En pratique, ce programme s’attache à proposer aux jeunes parents un dépistage en maternité, au troisième jour de vie du nouveau-né, alors que la maman et l’enfant sont toujours à la maternité, pour faciliter l’accès à ce test. Une participation maximale de 10 euros pourra être demandée aux parents.
«Les progrès en matière de dépistage de la surdité chez le nouveau-né sont importants. Nous disposons aujourd’hui de techniques objectives de dépistage et de diagnostic, contrairement à la réactométrie, qui était utilisée auparavant. Elle consistait à émettre un bruit et les réactions naturelles du bébé étaient relevées par 2 observateurs, de manière tout à fait subjective. Résultat, nous obtenions environ 30% de faux-négatifs. Aujourd’hui, nous utilisons l’otoémission acoustique provoquée en première intention, un système objectif: une petite sonde est introduite dans l’oreille du bébé calme, par exemple lorsqu’il dort. Elle va émettre un son d’environ 30 dB. Nous savons aujourd’hui que lorsque l’oreille « entend » un son, elle émet ensuite des sons très faibles, que nous pouvons amplifier et mesurer. Donc, lorsque la sonde émet le son, et si l’oreille ‘répond’ correctement, cela prouve que l’enfant a entendu le son. Par contre, si l’oreille n’émet pas de sons à son tour, il peut y avoir différentes explications, outre la surdité: présence de liquide derrière le tympan, ce qui n’est pas exceptionnel même 3 jours après la naissance, sécrétions dans l’oreille, etc. C’est pourquoi nous répétons le test le lendemain. S’il est toujours positif, le bébé sera alors adressé à la consultation ORL dans les 15 jours, idéalement, pour des potentiels évoqués auditifs, plus précis. Dans le mois qui suit la naissance, il est donc important d’avoir un diagnostic précis sur le plan auditif », explique le Dr Anne-Laure Mansbach, ORL pédiatrique à l’Hôpital des enfants Reine Fabiola à Bruxelles.
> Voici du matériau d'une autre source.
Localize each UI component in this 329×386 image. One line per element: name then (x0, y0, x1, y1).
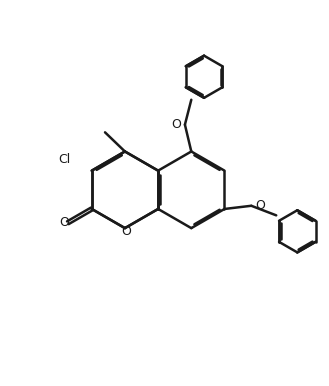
Text: O: O (171, 118, 181, 131)
Text: O: O (60, 216, 70, 229)
Text: O: O (255, 199, 265, 212)
Text: O: O (122, 225, 132, 238)
Text: Cl: Cl (58, 153, 70, 166)
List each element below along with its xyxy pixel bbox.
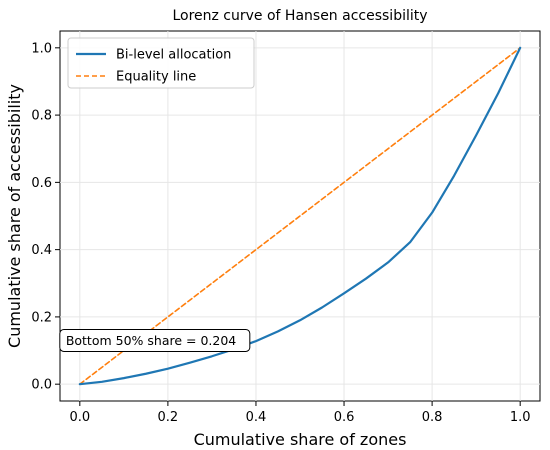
x-axis-title: Cumulative share of zones xyxy=(194,430,407,449)
x-tick-label: 1.0 xyxy=(510,410,531,425)
series-layer xyxy=(78,46,522,386)
annotation-text: Bottom 50% share = 0.204 xyxy=(66,333,236,348)
legend: Bi-level allocation Equality line xyxy=(67,37,255,89)
legend-box xyxy=(67,37,255,89)
axis-ticks: 0.0 0.2 0.4 0.6 0.8 1.0 0.0 0.2 0.4 0.6 0.8 1.0 xyxy=(31,41,530,425)
y-tick-label: 0.0 xyxy=(31,378,52,393)
chart-title: Lorenz curve of Hansen accessibility xyxy=(172,8,427,24)
y-axis-title: Cumulative share of accessibility xyxy=(5,84,24,348)
x-tick-label: 0.8 xyxy=(422,410,443,425)
x-tick-label: 0.4 xyxy=(246,410,267,425)
x-tick-label: 0.2 xyxy=(158,410,179,425)
annotation-box xyxy=(59,328,251,352)
x-tick-label: 0.6 xyxy=(334,410,355,425)
y-tick-label: 0.8 xyxy=(31,109,52,124)
y-tick-label: 1.0 xyxy=(31,41,52,56)
plot-area: 0.0 0.2 0.4 0.6 0.8 1.0 0.0 0.2 0.4 0.6 0.8 1.0 xyxy=(31,30,541,425)
series-line-bi-level-allocation xyxy=(78,46,522,386)
annotation-bottom-50-share: Bottom 50% share = 0.204 xyxy=(59,328,251,352)
y-tick-label: 0.6 xyxy=(31,176,52,191)
x-tick-label: 0.0 xyxy=(69,410,90,425)
series-line-equality-line xyxy=(79,47,521,385)
y-tick-label: 0.4 xyxy=(31,243,52,258)
legend-label-equality-line: Equality line xyxy=(116,70,196,85)
y-tick-label: 0.2 xyxy=(31,310,52,325)
legend-label-bi-level-allocation: Bi-level allocation xyxy=(116,48,231,63)
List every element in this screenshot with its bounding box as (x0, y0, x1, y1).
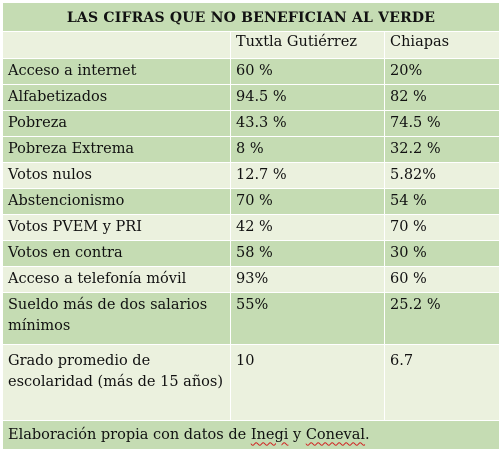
chiapas-value: 54 % (384, 188, 500, 215)
table-title: LAS CIFRAS QUE NO BENEFICIAN AL VERDE (2, 2, 500, 32)
source-prefix: Elaboración propia con datos de (8, 426, 251, 443)
row-label: Votos en contra (2, 240, 231, 267)
chiapas-value: 5.82% (384, 162, 500, 189)
tuxtla-value: 8 % (230, 136, 385, 163)
chiapas-value: 32.2 % (384, 136, 500, 163)
source-suffix: . (365, 426, 370, 443)
tuxtla-value: 94.5 % (230, 84, 385, 111)
row-label: Sueldo más de dos salarios mínimos (2, 292, 231, 345)
row-label: Acceso a telefonía móvil (2, 266, 231, 293)
chiapas-value: 30 % (384, 240, 500, 267)
header-empty-cell (2, 31, 231, 59)
table-row: Sueldo más de dos salarios mínimos 55% 2… (2, 292, 500, 345)
source-note: Elaboración propia con datos de Inegi y … (2, 420, 500, 450)
row-label: Acceso a internet (2, 58, 231, 85)
table-row: Votos nulos 12.7 % 5.82% (2, 162, 500, 189)
table-row: Abstencionismo 70 % 54 % (2, 188, 500, 215)
row-label: Pobreza (2, 110, 231, 137)
tuxtla-value: 58 % (230, 240, 385, 267)
tuxtla-value: 60 % (230, 58, 385, 85)
chiapas-value: 82 % (384, 84, 500, 111)
table-row: Pobreza 43.3 % 74.5 % (2, 110, 500, 137)
chiapas-value: 6.7 (384, 344, 500, 421)
header-tuxtla: Tuxtla Gutiérrez (230, 31, 385, 59)
tuxtla-value: 12.7 % (230, 162, 385, 189)
table-row: Acceso a internet 60 % 20% (2, 58, 500, 85)
chiapas-value: 70 % (384, 214, 500, 241)
tuxtla-value: 70 % (230, 188, 385, 215)
row-label: Grado promedio de escolaridad (más de 15… (2, 344, 231, 421)
chiapas-value: 74.5 % (384, 110, 500, 137)
header-chiapas: Chiapas (384, 31, 500, 59)
row-label: Alfabetizados (2, 84, 231, 111)
table-row: Votos en contra 58 % 30 % (2, 240, 500, 267)
tuxtla-value: 10 (230, 344, 385, 421)
row-label: Votos PVEM y PRI (2, 214, 231, 241)
chiapas-value: 20% (384, 58, 500, 85)
row-label: Pobreza Extrema (2, 136, 231, 163)
row-label: Votos nulos (2, 162, 231, 189)
table-row: Alfabetizados 94.5 % 82 % (2, 84, 500, 111)
header-row: Tuxtla Gutiérrez Chiapas (2, 31, 500, 59)
table-row: Grado promedio de escolaridad (más de 15… (2, 344, 500, 421)
footer-row: Elaboración propia con datos de Inegi y … (2, 420, 500, 450)
tuxtla-value: 55% (230, 292, 385, 345)
source-middle: y (288, 426, 306, 443)
row-label: Abstencionismo (2, 188, 231, 215)
source-inegi: Inegi (250, 426, 289, 443)
table-row: Acceso a telefonía móvil 93% 60 % (2, 266, 500, 293)
table-row: Pobreza Extrema 8 % 32.2 % (2, 136, 500, 163)
tuxtla-value: 93% (230, 266, 385, 293)
tuxtla-value: 43.3 % (230, 110, 385, 137)
chiapas-value: 25.2 % (384, 292, 500, 345)
source-coneval: Coneval (305, 426, 366, 443)
chiapas-value: 60 % (384, 266, 500, 293)
table-row: Votos PVEM y PRI 42 % 70 % (2, 214, 500, 241)
tuxtla-value: 42 % (230, 214, 385, 241)
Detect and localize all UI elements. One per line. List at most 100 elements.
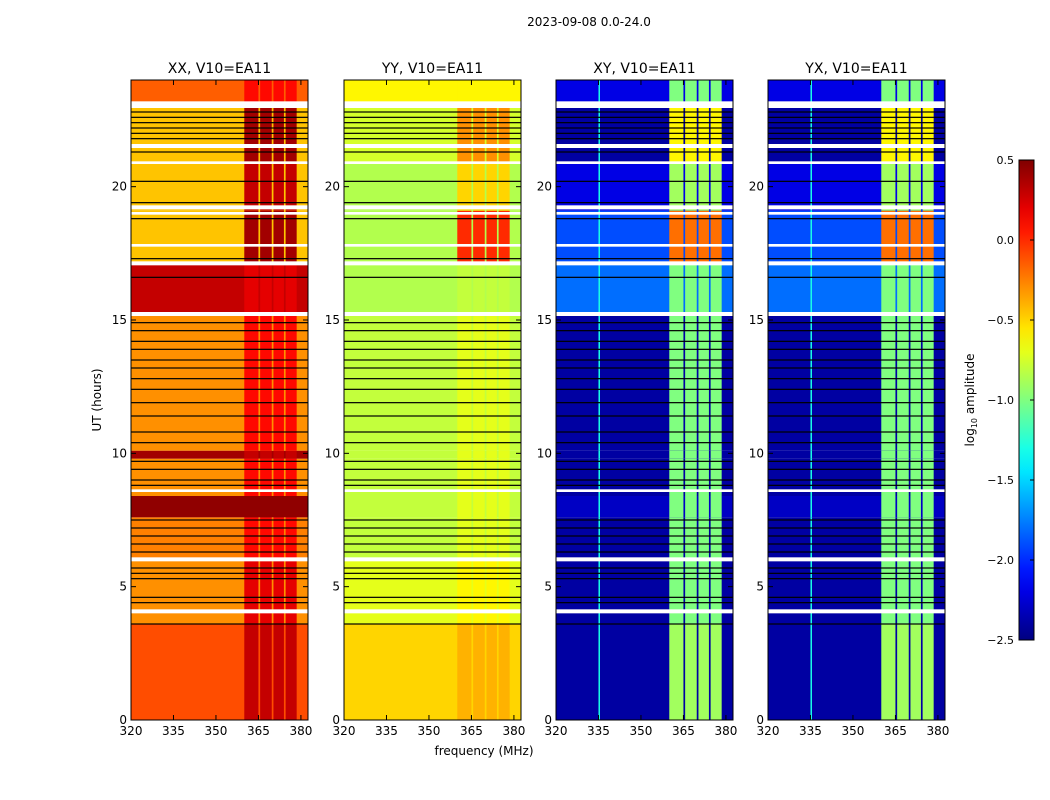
heatmap-rfi-cell xyxy=(669,264,684,312)
heatmap-rfi-cell xyxy=(669,312,684,451)
heatmap-rfi-cell xyxy=(244,458,259,496)
gap-line xyxy=(131,551,308,553)
colorbar-label-prefix: log xyxy=(963,428,977,446)
x-tick-label: 380 xyxy=(289,724,312,738)
heatmap-rfi-cell xyxy=(669,560,684,624)
heatmap-rfi-cell xyxy=(685,458,697,496)
heatmap-rfi-cell xyxy=(685,80,697,104)
heatmap-rfi-cell xyxy=(486,496,497,518)
panel-title: YX, V10=EA11 xyxy=(804,61,907,77)
colorbar-tick-label: −0.5 xyxy=(987,314,1014,327)
heatmap-rfi-cell xyxy=(498,517,510,560)
gap-line xyxy=(556,138,733,140)
y-tick-label: 15 xyxy=(537,313,552,327)
colorbar: 0.5 0.0 −0.5 −1.0 −1.5 −2.0 −2.5 xyxy=(987,154,1035,647)
heatmap-rfi-cell xyxy=(669,80,684,104)
x-tick-label: 320 xyxy=(757,724,780,738)
gap-line xyxy=(768,127,945,129)
gap-line xyxy=(768,122,945,124)
gap-line xyxy=(768,596,945,598)
heatmap-rfi-cell xyxy=(910,312,921,451)
gap-line xyxy=(768,367,945,369)
flagged-band xyxy=(768,312,945,316)
gap-line xyxy=(131,572,308,574)
heatmap-rfi-cell xyxy=(698,312,709,451)
heatmap-rfi-cell xyxy=(910,210,921,264)
gap-line xyxy=(768,388,945,390)
gap-line xyxy=(556,367,733,369)
heatmap-rfi-cell xyxy=(285,560,297,624)
gap-line xyxy=(768,551,945,553)
gap-line xyxy=(344,567,521,569)
gap-line xyxy=(131,322,308,324)
gap-line xyxy=(768,340,945,342)
flagged-band xyxy=(556,261,733,266)
gap-line xyxy=(344,460,521,462)
heatmap-rfi-cell xyxy=(910,450,921,459)
flagged-band xyxy=(344,101,521,108)
gap-line xyxy=(344,543,521,545)
gap-line xyxy=(131,218,308,220)
gap-line xyxy=(556,460,733,462)
gap-line xyxy=(344,442,521,444)
gap-line xyxy=(344,388,521,390)
heatmap-rfi-cell xyxy=(910,517,921,560)
heatmap-rfi-cell xyxy=(473,450,485,459)
heatmap-rfi-cell xyxy=(285,264,297,312)
x-tick-label: 320 xyxy=(120,724,143,738)
heatmap-rfi-cell xyxy=(498,450,510,459)
heatmap-rfi-cell xyxy=(260,624,272,720)
gap-line xyxy=(131,623,308,625)
flagged-band xyxy=(131,489,308,492)
gap-line xyxy=(131,535,308,537)
gap-line xyxy=(556,218,733,220)
heatmap-rfi-cell xyxy=(922,80,934,104)
panel-yx: YX, V10=EA11 320 335 350 365 380 0 5 10 15 20 xyxy=(749,61,950,738)
gap-line xyxy=(131,388,308,390)
y-tick-label: 5 xyxy=(119,580,127,594)
gap-line xyxy=(768,111,945,113)
gap-line xyxy=(344,578,521,580)
gap-line xyxy=(131,151,308,153)
gap-line xyxy=(556,402,733,404)
gap-line xyxy=(556,519,733,521)
gap-line xyxy=(556,484,733,486)
heatmap-line xyxy=(598,80,600,104)
heatmap-rfi-cell xyxy=(244,80,259,104)
heatmap-rfi-cell xyxy=(710,210,722,264)
heatmap-segment xyxy=(131,450,308,459)
flagged-band xyxy=(556,312,733,316)
flagged-band xyxy=(768,609,945,614)
heatmap-line xyxy=(810,210,812,264)
gap-line xyxy=(768,151,945,153)
gap-line xyxy=(131,202,308,204)
flagged-band xyxy=(556,101,733,108)
gap-line xyxy=(344,202,521,204)
heatmap-rfi-cell xyxy=(922,312,934,451)
heatmap-rfi-cell xyxy=(897,496,909,518)
heatmap-rfi-cell xyxy=(922,210,934,264)
heatmap-rfi-cell xyxy=(897,312,909,451)
flagged-band xyxy=(768,144,945,148)
flagged-band xyxy=(768,205,945,210)
heatmap-rfi-cell xyxy=(669,162,684,211)
heatmap-rfi-cell xyxy=(698,517,709,560)
heatmap-line xyxy=(598,264,600,312)
x-tick-label: 365 xyxy=(672,724,695,738)
gap-line xyxy=(344,132,521,134)
heatmap-line xyxy=(810,496,812,518)
gap-line xyxy=(556,572,733,574)
heatmap-rfi-cell xyxy=(473,458,485,496)
heatmap-line xyxy=(810,517,812,560)
heatmap-rfi-cell xyxy=(498,624,510,720)
panel-frame xyxy=(555,79,734,721)
heatmap-line xyxy=(810,312,812,451)
gap-line xyxy=(131,415,308,417)
gap-line xyxy=(131,340,308,342)
y-tick-label: 0 xyxy=(119,713,127,727)
gap-line xyxy=(556,116,733,118)
gap-line xyxy=(131,431,308,433)
heatmap-segment xyxy=(556,450,733,459)
gap-line xyxy=(131,122,308,124)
Pour les enfants qui quittent la maternité par exemple durant un long week-end et qui n’auraient pas pu bénéficier de ce test, les maternités collaboreront avec l’ONE qui, lors des visites de ses infirmières au domicile des jeunes parents, leur proposeront à nouveau de faire réaliser ce test.
Enfin, toutes les données des maternités seront recueillies par les 3 centres de dépistage néonatal de la Communauté française; quant à la coordination du programme, elle sera assurée par l’Ecole de Santé publique de l’ULB.
Une prise en charge adaptée
L’objectif de cette campagne vise à diagnostiquer le plus précocement possible la surdité du nouveau-né. Pas à diriger vers l’un ou l’autre traitement, comme le confirment tous les intervenants. En effet, les parents pourront opter, en toute connaissance de cause, pour la prise en charge qu’ils jugeront la plus adaptée à leur réalité, à leur enfant: communication signée, logopédie, appareillage, implants cochléaires… il n’est pas question ici de faire la promotion de k'une ou l'autre prise en charge, mais de donner à l’enfant un maximum de chances d’insertion dans la vie des entendants.
Des posters et brochures seront distribués dans les maternités, alors qu’un site internet sera opérationnel en décembre (www.depistagesurdite.be). En mars prochain, ce sera le tour des campagnes TV et radio dirigées vers le grand public.